Gli investitori esteri hanno acquistato obbligazioni societarie statunitensi al ritmo più veloce in quasi tre anni, secondo i dati di JPMorgan Chase. Secondo Jin10, l'appeal degli asset di credito statunitensi è stato rafforzato da rendimenti stabili e costi di copertura ridotti. Gli strateghi di JPMorgan Nathaniel Rosenbaum e Silvi Mantri hanno osservato in un rapporto che, mentre l'attività di acquisto ha rallentato nell'ultima settimana di gennaio, con afflussi netti giornalieri medi che sono scesi a 240 milioni di dollari—una diminuzione del 59% rispetto alla settimana precedente—l'acquisto netto medio giornaliero per gennaio ha comunque raggiunto 332 milioni di dollari, segnando il livello più alto da febbraio 2023.

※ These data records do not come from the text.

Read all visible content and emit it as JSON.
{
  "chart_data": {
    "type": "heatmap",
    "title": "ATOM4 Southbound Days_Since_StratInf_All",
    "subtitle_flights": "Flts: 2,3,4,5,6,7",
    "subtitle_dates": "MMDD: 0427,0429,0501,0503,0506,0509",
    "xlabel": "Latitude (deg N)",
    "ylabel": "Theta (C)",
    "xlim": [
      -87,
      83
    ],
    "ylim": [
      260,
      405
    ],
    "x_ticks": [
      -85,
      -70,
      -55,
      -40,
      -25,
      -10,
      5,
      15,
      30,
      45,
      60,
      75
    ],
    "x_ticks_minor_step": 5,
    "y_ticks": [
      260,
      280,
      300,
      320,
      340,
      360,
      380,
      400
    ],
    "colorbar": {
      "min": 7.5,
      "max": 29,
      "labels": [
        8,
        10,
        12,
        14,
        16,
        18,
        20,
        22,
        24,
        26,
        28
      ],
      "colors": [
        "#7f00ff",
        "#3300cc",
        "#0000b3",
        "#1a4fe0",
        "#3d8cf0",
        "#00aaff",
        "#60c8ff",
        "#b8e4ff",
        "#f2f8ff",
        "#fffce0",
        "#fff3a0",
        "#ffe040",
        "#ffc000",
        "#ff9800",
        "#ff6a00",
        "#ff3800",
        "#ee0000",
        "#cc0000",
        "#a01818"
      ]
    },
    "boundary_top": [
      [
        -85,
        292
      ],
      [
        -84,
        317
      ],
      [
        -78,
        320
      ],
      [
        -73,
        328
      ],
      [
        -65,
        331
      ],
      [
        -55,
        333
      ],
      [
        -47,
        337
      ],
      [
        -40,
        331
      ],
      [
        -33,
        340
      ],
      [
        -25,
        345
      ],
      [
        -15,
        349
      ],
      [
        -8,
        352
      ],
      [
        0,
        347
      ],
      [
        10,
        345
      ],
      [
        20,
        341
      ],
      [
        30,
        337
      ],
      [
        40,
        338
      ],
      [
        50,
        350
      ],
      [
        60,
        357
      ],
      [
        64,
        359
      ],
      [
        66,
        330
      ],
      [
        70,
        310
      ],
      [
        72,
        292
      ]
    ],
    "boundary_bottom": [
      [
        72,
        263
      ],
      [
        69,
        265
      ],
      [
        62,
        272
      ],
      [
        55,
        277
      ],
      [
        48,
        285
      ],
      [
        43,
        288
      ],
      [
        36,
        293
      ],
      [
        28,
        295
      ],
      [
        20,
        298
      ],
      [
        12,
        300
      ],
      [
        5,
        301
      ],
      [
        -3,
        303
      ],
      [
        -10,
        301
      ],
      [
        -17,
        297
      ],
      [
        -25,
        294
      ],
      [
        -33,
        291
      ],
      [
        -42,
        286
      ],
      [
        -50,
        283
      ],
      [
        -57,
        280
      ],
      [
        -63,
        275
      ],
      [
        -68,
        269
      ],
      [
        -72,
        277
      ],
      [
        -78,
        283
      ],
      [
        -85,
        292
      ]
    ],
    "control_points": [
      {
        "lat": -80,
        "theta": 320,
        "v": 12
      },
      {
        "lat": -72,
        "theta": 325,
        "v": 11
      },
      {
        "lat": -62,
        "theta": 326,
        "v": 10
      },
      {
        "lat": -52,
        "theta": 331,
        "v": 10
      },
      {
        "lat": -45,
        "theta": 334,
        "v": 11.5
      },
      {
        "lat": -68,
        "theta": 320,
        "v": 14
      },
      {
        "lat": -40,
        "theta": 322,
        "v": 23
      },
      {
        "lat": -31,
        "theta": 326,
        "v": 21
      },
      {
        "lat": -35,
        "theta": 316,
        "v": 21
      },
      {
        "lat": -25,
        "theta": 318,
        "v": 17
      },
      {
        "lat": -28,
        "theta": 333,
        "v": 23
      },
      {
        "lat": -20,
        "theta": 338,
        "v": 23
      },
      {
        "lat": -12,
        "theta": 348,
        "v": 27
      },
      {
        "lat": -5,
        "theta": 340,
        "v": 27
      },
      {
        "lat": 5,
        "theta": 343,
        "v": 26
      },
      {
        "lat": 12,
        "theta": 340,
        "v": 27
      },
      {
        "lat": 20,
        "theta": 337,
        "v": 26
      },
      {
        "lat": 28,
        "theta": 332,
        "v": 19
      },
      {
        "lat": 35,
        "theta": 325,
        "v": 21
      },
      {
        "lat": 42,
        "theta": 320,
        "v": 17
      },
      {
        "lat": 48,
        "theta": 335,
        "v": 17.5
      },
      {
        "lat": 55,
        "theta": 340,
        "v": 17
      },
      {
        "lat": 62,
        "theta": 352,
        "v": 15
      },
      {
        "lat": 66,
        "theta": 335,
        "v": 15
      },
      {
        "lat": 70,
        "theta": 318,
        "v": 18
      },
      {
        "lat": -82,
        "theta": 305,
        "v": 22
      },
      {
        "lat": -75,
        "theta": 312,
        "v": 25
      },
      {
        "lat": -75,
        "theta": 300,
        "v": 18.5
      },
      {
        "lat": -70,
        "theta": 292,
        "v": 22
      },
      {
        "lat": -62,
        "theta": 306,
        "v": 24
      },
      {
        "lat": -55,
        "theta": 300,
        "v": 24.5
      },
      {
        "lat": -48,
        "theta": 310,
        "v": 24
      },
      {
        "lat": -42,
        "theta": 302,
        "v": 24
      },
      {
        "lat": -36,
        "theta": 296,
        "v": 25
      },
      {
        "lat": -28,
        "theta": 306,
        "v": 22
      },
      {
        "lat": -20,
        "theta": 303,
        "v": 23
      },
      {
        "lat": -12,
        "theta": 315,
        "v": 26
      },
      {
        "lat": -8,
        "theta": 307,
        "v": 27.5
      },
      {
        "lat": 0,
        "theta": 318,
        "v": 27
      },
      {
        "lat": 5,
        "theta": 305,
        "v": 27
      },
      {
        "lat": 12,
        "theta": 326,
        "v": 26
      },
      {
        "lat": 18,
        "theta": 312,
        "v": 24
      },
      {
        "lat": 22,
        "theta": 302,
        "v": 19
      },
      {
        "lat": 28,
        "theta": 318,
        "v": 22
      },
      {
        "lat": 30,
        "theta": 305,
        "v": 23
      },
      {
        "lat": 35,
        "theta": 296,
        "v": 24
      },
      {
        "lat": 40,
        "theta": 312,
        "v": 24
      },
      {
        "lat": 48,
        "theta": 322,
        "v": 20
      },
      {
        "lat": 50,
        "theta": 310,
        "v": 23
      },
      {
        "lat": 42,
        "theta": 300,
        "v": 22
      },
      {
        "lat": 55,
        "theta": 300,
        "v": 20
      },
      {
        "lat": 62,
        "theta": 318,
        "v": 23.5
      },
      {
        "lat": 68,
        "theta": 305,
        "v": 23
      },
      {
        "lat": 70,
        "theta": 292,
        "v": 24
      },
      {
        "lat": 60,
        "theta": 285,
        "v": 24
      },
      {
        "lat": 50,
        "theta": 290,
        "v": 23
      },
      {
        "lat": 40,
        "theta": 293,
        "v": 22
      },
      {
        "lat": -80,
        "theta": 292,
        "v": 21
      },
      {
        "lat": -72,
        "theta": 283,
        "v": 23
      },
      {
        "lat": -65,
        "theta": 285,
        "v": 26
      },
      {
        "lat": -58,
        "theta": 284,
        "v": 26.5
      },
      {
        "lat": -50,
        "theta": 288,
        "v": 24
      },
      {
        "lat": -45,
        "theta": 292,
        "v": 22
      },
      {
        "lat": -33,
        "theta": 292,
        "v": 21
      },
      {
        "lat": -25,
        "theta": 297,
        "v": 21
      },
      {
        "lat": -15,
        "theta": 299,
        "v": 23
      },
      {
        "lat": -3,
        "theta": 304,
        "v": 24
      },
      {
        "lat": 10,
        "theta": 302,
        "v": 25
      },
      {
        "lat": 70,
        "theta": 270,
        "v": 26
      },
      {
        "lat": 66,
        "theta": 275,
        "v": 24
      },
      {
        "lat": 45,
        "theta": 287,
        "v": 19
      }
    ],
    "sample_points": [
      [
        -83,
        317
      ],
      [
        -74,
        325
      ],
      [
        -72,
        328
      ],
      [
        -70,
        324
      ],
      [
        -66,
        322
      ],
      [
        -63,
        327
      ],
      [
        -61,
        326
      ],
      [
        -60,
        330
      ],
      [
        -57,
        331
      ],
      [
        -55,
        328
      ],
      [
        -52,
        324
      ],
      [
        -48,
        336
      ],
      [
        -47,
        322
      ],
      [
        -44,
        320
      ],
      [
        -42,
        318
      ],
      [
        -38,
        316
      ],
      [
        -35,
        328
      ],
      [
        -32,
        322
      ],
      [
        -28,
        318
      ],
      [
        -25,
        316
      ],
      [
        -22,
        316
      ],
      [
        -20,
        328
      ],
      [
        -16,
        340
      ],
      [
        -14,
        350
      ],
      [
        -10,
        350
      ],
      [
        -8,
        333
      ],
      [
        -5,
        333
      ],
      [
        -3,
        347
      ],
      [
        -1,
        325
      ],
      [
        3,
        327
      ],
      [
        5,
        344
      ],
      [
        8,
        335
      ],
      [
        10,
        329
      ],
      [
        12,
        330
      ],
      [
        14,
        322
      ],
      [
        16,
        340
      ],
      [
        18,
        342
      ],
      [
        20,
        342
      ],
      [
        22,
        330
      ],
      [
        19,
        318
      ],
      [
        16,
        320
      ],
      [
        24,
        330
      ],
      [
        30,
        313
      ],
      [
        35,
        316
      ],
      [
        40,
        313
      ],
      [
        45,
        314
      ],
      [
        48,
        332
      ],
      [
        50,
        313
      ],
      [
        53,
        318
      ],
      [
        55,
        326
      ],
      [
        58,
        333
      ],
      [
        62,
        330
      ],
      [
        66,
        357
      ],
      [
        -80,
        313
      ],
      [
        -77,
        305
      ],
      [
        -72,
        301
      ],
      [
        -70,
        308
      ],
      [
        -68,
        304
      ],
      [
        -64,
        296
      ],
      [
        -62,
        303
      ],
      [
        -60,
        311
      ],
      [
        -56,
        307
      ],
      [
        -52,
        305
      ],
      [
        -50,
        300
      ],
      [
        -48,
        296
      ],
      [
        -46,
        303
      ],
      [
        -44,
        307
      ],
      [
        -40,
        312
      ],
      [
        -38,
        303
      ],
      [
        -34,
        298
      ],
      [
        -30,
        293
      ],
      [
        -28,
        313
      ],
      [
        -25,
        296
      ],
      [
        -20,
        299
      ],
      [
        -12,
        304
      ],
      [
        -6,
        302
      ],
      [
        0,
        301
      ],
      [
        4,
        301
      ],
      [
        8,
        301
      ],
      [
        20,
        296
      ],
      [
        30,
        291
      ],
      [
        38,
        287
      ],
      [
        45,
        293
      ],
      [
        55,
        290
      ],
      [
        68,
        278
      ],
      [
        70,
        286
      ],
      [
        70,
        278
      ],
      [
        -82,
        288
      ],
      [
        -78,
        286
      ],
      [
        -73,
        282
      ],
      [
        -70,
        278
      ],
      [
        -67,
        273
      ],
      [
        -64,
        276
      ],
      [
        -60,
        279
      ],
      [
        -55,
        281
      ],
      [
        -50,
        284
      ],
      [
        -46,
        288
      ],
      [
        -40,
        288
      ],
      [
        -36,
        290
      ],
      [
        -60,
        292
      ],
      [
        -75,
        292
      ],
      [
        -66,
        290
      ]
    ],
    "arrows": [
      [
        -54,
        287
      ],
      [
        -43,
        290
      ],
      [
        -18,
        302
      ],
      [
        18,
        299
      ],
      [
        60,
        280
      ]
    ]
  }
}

Wall Street sta monitorando attentamente se il dollaro in indebolimento possa innescare un ritiro più ampio di capitale estero dagli asset statunitensi. Tuttavia, finora, le allocazioni estere in obbligazioni societarie sono rimaste resilienti, indicando che la debolezza del dollaro non ha ancora portato a significativi spostamenti di capitale.